If we change the first line in the quicksort implementation above to call insertion sort when hi-lo <= M then the total number of comparisons to sort $N$ elements is described by the recurrence $$ C_N=\begin{cases}N+1+\displaystyle{1\over N} \sum_{1\le j\le N} (C_{j-1}+C_{N-j})&N>M;\\ {1\over4}N(N-1)&N\le M\\ \end{cases}$$ Solve this recurrence.

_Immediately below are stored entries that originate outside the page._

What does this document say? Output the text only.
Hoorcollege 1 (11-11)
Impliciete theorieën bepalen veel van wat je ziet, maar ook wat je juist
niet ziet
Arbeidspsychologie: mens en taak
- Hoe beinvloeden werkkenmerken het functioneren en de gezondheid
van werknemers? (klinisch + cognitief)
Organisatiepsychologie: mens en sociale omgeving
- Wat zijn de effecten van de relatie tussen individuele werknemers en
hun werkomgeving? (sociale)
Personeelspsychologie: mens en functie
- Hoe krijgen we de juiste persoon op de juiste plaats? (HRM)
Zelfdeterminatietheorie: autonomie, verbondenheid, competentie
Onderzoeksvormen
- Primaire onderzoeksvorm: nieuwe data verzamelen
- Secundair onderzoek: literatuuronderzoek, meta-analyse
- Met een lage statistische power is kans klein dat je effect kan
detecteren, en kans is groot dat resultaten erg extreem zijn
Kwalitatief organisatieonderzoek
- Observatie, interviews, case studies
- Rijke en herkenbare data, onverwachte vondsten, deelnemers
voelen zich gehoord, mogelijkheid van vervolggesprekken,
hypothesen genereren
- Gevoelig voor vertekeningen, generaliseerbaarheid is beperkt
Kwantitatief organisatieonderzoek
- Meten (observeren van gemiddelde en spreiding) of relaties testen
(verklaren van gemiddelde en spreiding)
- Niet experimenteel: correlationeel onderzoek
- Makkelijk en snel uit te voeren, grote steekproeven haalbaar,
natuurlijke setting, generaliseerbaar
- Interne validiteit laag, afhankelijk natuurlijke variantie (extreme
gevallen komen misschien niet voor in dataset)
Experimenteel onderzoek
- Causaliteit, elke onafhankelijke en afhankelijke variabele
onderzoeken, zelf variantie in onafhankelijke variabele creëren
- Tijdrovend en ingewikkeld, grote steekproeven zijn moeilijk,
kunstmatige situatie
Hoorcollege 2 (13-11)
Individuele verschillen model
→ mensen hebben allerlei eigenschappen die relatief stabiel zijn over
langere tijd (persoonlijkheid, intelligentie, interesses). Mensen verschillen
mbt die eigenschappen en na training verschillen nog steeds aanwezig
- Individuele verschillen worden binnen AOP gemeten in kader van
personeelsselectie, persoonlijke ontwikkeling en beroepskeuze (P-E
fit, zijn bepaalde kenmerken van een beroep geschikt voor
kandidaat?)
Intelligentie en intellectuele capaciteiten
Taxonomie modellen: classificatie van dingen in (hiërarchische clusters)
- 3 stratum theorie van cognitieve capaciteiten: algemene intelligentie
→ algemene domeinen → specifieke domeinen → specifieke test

Ignoring small terms (those significantly less than $N$) in the answer to the previous exercise, find a function $f(M)$ so that the number of comparisons is approximately $$2N\ln N+f(M)N.$$ Plot the function $f(M)$, and find the value of $M$ that minimizes the function.

Review Questions


Given the recurrence $F_N=t_N+{2 \over N} \sum_{1\le j\le N} F_{j-1} {\ \rm for\ } N>0$ with $F_0=0$, give the order of growth of $F_N$ (constant, linear, linearithmic, quadratic, or cubic) for each of the following choices of the "toll function" $t_N$: (a) 0 (b) 1 (c) $N$ (d) $2N+1$ (e) $N^2$


In a particular (fictitious) sorting application with cloud computing, the cost of sorting files of size less than 1 million is negligible. Otherwise, the cost of comparisons is such that the budget only can cover $10^{12}$ comparisons. Of the following, which is the largest randomly-ordered file of distinct keys that you can expect to be able to sort within budget, using the standard Quicksort algorithm with cutoff to a free sort for files of size less than 1 million: $10^9$, $10^{10}$, $10^{11}$, $10^{12}$, $10^{13}$, or $10^{14}$?


Let $B_{Nk}$ be the average number of subfiles of size $k$ or less encountered when quicksort is used to sort a randomly ordered file of $N$ distinct elements, with $B_{Nk}=N$ for $0\le N\le k$. What is the value of $B_{Nk}$ for $N>k$?